I was writing this sentence that I thought was going to end in an exclamation point, but it ended in a period. I write, but am I in charge of my story? There’s ice on the streets and sidewalks, there’s no leaves on the trees. Snow is my friend, ice not so much-because danger. I’m as much in charge of the seasons as I am of my story. I wake up and experience what this sentence, this chapter, this season is going to show me. This week it was a period.
I went to this thing, for women. There was food and wine so that’s how they got me to go, plus I got to sit by teenagers so that’s kind of my jam. I met all these chicks who are not the same as me. I’m going to tell you why that was cool in a minute, but first let’s talk about flowers. I came home to flowers on my porch and a post-it note saying “your heart is true” with a heart drawn. Guys a paper note, on my porch.(jaw hanging wide open) I also got a paper note in the mail recently which said essentially “you and me, we are impatient. God is not”. Paper notes are the thing man, I’m like wicked encouraged by this stuff…and flowers in winter (deep breath in, long long sigh out) all the feels.
Okay so I’m a whiny little cry-baby-punk-sissy-wimp when it comes to christian women’s events. Why? Because!! Women complain about all the same things, and its so cliche and the conversation is so tired. Plus I’m like little miss vulnerable and I’m exhausted from being so heart-on-my-sleeve-ish. Like I said they promised wine and food and hanging out with guaranteed not moms at my particular table, so I said yes to the thing. I met people who I didn’t understand, who’s struggles were real and heavy and they were in it. Up to their elbows trying to get a grip on life and not fall on their faces, these girls were like me.
I listened in on some stories and I was humbled, just brought low. Some people are widows, some are fighting against self hate and depression, some have loved ones that are addicted to drugs and live on the street, some are told they are not allowed to dance, some try not to yell at their children all day. One lady lived through WWII in an underground bomb shelter her dad built, listening to explosions all day in the dark. One lady hangs out in dressing rooms at strip clubs in her hometown (Tampa, which btw has more strip clubs than Vegas) so she can be a friend and light to girls in the sex trade. My ill behaving uterus seemed of little consequence when I heard these stories. Guess what though? These girls cried with me about my vacant womb, they hugged me and assured me that my struggle is real too.
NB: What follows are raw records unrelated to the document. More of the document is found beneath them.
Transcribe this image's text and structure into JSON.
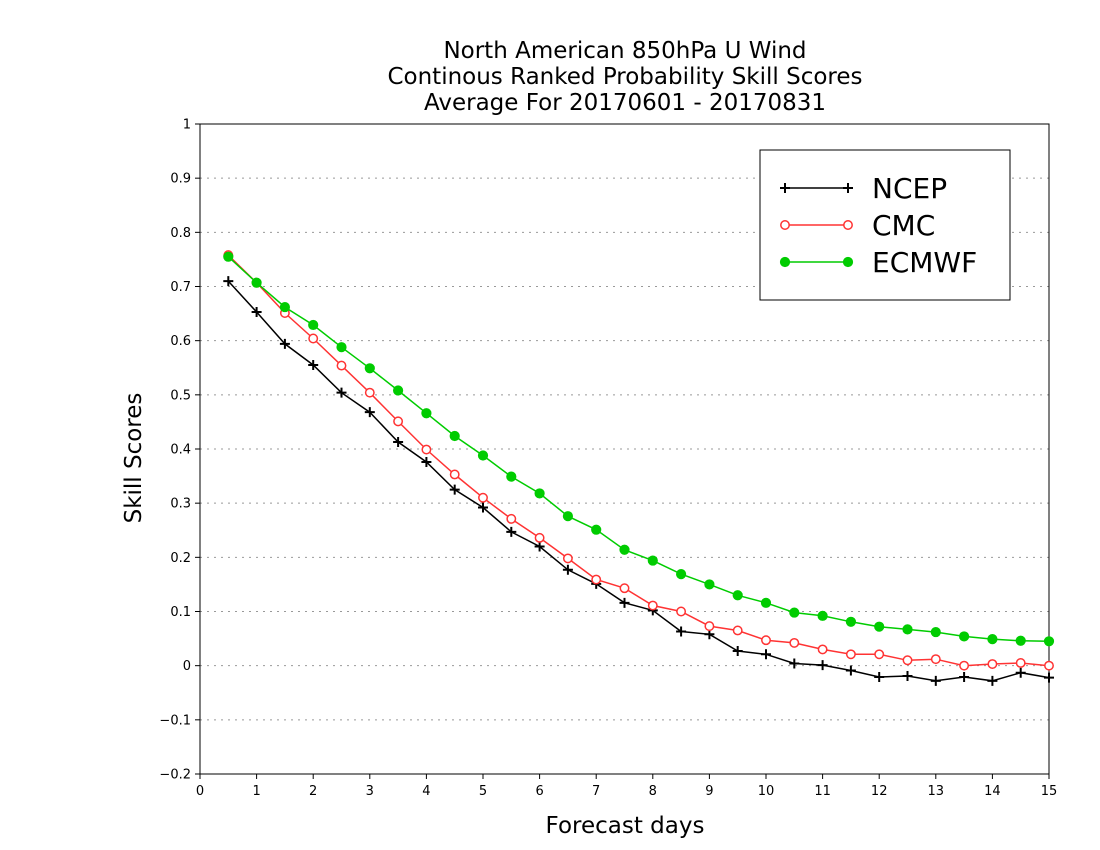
{
  "chart_data": {
    "type": "line",
    "title_lines": [
      "North American 850hPa U Wind",
      "Continous Ranked Probability Skill Scores",
      "Average For 20170601 - 20170831"
    ],
    "xlabel": "Forecast days",
    "ylabel": "Skill Scores",
    "xlim": [
      0,
      15
    ],
    "ylim": [
      -0.2,
      1
    ],
    "xticks": [
      "0",
      "1",
      "2",
      "3",
      "4",
      "5",
      "6",
      "7",
      "8",
      "9",
      "10",
      "11",
      "12",
      "13",
      "14",
      "15"
    ],
    "yticks": [
      "−0.2",
      "−0.1",
      "0",
      "0.1",
      "0.2",
      "0.3",
      "0.4",
      "0.5",
      "0.6",
      "0.7",
      "0.8",
      "0.9",
      "1"
    ],
    "y_gridlines": true,
    "legend_position": "top-right",
    "x": [
      0.5,
      1,
      1.5,
      2,
      2.5,
      3,
      3.5,
      4,
      4.5,
      5,
      5.5,
      6,
      6.5,
      7,
      7.5,
      8,
      8.5,
      9,
      9.5,
      10,
      10.5,
      11,
      11.5,
      12,
      12.5,
      13,
      13.5,
      14,
      14.5,
      15
    ],
    "series": [
      {
        "name": "NCEP",
        "color": "#000000",
        "marker": "plus",
        "values": [
          0.71,
          0.653,
          0.594,
          0.555,
          0.504,
          0.468,
          0.413,
          0.376,
          0.325,
          0.292,
          0.247,
          0.22,
          0.177,
          0.151,
          0.116,
          0.102,
          0.063,
          0.058,
          0.027,
          0.021,
          0.004,
          0.001,
          -0.009,
          -0.021,
          -0.019,
          -0.028,
          -0.021,
          -0.028,
          -0.013,
          -0.022
        ]
      },
      {
        "name": "CMC",
        "color": "#ff3333",
        "marker": "open-circle",
        "values": [
          0.758,
          0.707,
          0.651,
          0.604,
          0.554,
          0.504,
          0.451,
          0.399,
          0.353,
          0.31,
          0.271,
          0.236,
          0.198,
          0.159,
          0.143,
          0.111,
          0.1,
          0.073,
          0.065,
          0.047,
          0.042,
          0.03,
          0.021,
          0.021,
          0.01,
          0.012,
          0.0,
          0.003,
          0.005,
          0.0
        ]
      },
      {
        "name": "ECMWF",
        "color": "#00cc00",
        "marker": "filled-circle",
        "values": [
          0.755,
          0.707,
          0.662,
          0.629,
          0.588,
          0.549,
          0.508,
          0.466,
          0.424,
          0.388,
          0.349,
          0.318,
          0.276,
          0.251,
          0.214,
          0.194,
          0.169,
          0.15,
          0.13,
          0.116,
          0.098,
          0.092,
          0.081,
          0.072,
          0.067,
          0.062,
          0.054,
          0.049,
          0.046,
          0.045
        ]
      }
    ]
  }
}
I’m lighter tonight. I will still cry at the origami gum wrapper commercial (watch if you dare), and my favorite Hamilton song (listen here, you will not regret this), and when the brownies go so so well with the wine (paleo brownie recipe here). I’m still a mess, I’m still in pieces, I’m totally undone. I met a girl who tried to conceive for five years, and she asked me all the right questions and guessed all my insecurities, and loved me in this embarrassing mess where I am. So my things are in perspective now, I remember who God is and who I am. I remember the most important thing is that we are all in this together. Want to have coffee?